Yes basically it just shields the wires from stray signals, alot of the O2 wires I see are shielded to. No......at aprox 350km's after replacing the wire the car died again. I jiggled the new distributor wire but no go I was pretty perplexed now.......2 different distributor wires ? So I finally decide that it must be somewhere else in the engine wiring harness so I try moving different parts of the harness. AFM wires, check connector, coil wires and the wires that come of the 12 volt battery post and the car starts and I manage to drive the 150km's back home. So I decided that since the summers been so crappy so far I need another Celica to cheer me up so hopefully once I've replaced Dirty Deeds bad harness I can go and check it out. A guy a couple hours from me has an 89 GTS for sale. 186,000 km for $1,500.00 Dam I normally pay almost that much for rust buckets, not that I don't think their is rust on this car just alot less than some of the heaps I have dragged home So as soon as I can get a new harness in Dirty Deeds I'll be giving it a 400km test drive So I'm motivated, old harness is out so in the morning I'll be puting the new harness in as soon as I finish taping it up, I had to re add the distributor wiring I had removed from it.
Yeah 20+ year old wiring is going to degrade sooner or later, the wire itself is in good shape its just the insulating covering has dried out and cracked in some places, the higher the heat in the area the worse the damage I find now that if I lift up on this section of the harness the break or short in the wire will go away
That red 89GTS looks like a great deal. Especially one original owner and only 168,000K's for $1500?! I'd be all over that.

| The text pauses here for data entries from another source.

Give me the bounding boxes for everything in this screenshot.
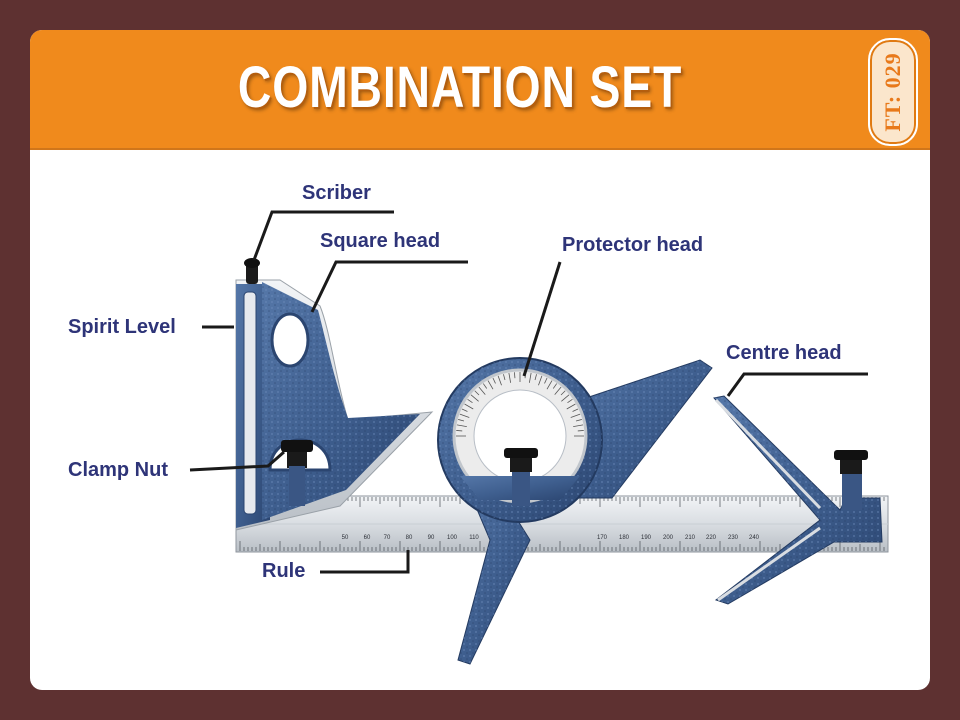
protractor-tick (514, 372, 516, 379)
label-centre-head: Centre head (726, 342, 842, 364)
protractor-tick (534, 374, 537, 381)
title-bar: COMBINATION SET FT: 029 (30, 30, 930, 150)
protractor-tick (573, 424, 584, 428)
label-scriber: Scriber (302, 182, 371, 204)
slide-title: COMBINATION SET (237, 55, 683, 120)
protractor-tick (570, 413, 581, 418)
label-square-head: Square head (320, 230, 441, 252)
label-clamp-nut: Clamp Nut (68, 459, 168, 481)
protractor-scale (456, 372, 584, 437)
clamp-nut-leader (189, 450, 285, 472)
protractor-tick (461, 408, 468, 412)
protractor-tick (561, 394, 570, 402)
rule-scale-number: 110 (469, 535, 479, 541)
square-head (235, 279, 434, 531)
protractor-head (437, 357, 713, 665)
scriber-leader (252, 210, 394, 261)
centre-head (713, 395, 883, 605)
protractor-tick (566, 403, 576, 410)
rule-scale-number: 50 (342, 535, 349, 541)
protractor-tick (567, 398, 573, 404)
protractor-tick (482, 383, 488, 389)
protractor-tick (554, 386, 562, 395)
protractor-tick (503, 374, 506, 381)
protractor-tick (458, 419, 465, 422)
rule-scale-number: 70 (384, 535, 391, 541)
rule-scale-number: 170 (597, 535, 608, 541)
protractor-tick (577, 430, 584, 432)
protractor-tick (492, 377, 496, 384)
rule-scale-number: 220 (706, 535, 717, 541)
protractor-tick (456, 430, 463, 432)
protractor-tick (544, 377, 548, 384)
rule-scale-number: 100 (447, 535, 458, 541)
code-badge: FT: 029 (868, 38, 918, 146)
rule-scale-number: 190 (641, 535, 652, 541)
rule-scale-number: 90 (428, 535, 435, 541)
label-spirit-level: Spirit Level (68, 316, 176, 338)
protractor-tick (572, 408, 579, 412)
protractor-tick (546, 380, 553, 390)
rule-scale-number: 180 (619, 535, 630, 541)
rule-scale-number: 210 (685, 535, 696, 541)
protractor-tick (528, 372, 532, 383)
label-protector-head: Protector head (562, 234, 704, 256)
square-head-clamp-nut (281, 440, 313, 506)
protractor-tick (538, 375, 543, 386)
rule-leader (320, 550, 410, 574)
rule-scale-number: 230 (728, 535, 739, 541)
protractor-tick (497, 375, 502, 386)
protractor-tick (470, 394, 479, 402)
protractor-tick (456, 424, 467, 428)
rule-scale-number: 60 (364, 535, 371, 541)
protractor-tick (508, 372, 512, 383)
protractor-tick (478, 386, 486, 395)
scriber-icon (244, 258, 260, 284)
protractor-tick (459, 413, 470, 418)
protractor-tick (552, 383, 558, 389)
protector-head-leader (522, 261, 562, 377)
leader-lines (189, 210, 868, 574)
protractor-tick (560, 390, 566, 396)
rule-scale-number: 240 (749, 535, 760, 541)
protractor-tick (474, 390, 480, 396)
rule-scale-number: 200 (663, 535, 674, 541)
centre-head-leader (726, 372, 868, 397)
protractor-tick (575, 419, 582, 422)
square-head-leader (310, 260, 468, 313)
label-rule: Rule (262, 560, 306, 582)
protractor-tick (467, 398, 473, 404)
protractor-tick (487, 380, 494, 390)
rule-scale-number: 80 (406, 535, 413, 541)
protractor-tick (464, 403, 474, 410)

Well I got the chance today to get down and take a look at that other Celica that I had posted about. Got the new harness in Dirty Deeds on friday but the guy was away on saturday so I got a buddy and the license plate for my red All Trac and we headed down to check it out. Decided to take the back roads (blue route) since its the weekend and the trans canada highway would be a nighmare. All nice and happy in its new home The best part about avoiding the trans canada highway was I got to race my buddy all the way back home on some nice country roads and that was quite fun, luckilly no cops cause I know I hit 140km in the new car As I suspected more rust than claimed but the drivers side rear fender is the only bad spot so I can deal with that Back to the engine wiring harness I have noticed that since I have swaped out the old engine harness I can start Dirty Deeds every time with the key whereas with the old engine harness I almost allways had to use my bypass switch which I had ran a dedicated wire from the drivers compartment over top of the radiator and straight to the starter. I think the wiring in the engine harness has more than one bad wire in it, starter wire and one wire that just shuts the engine off.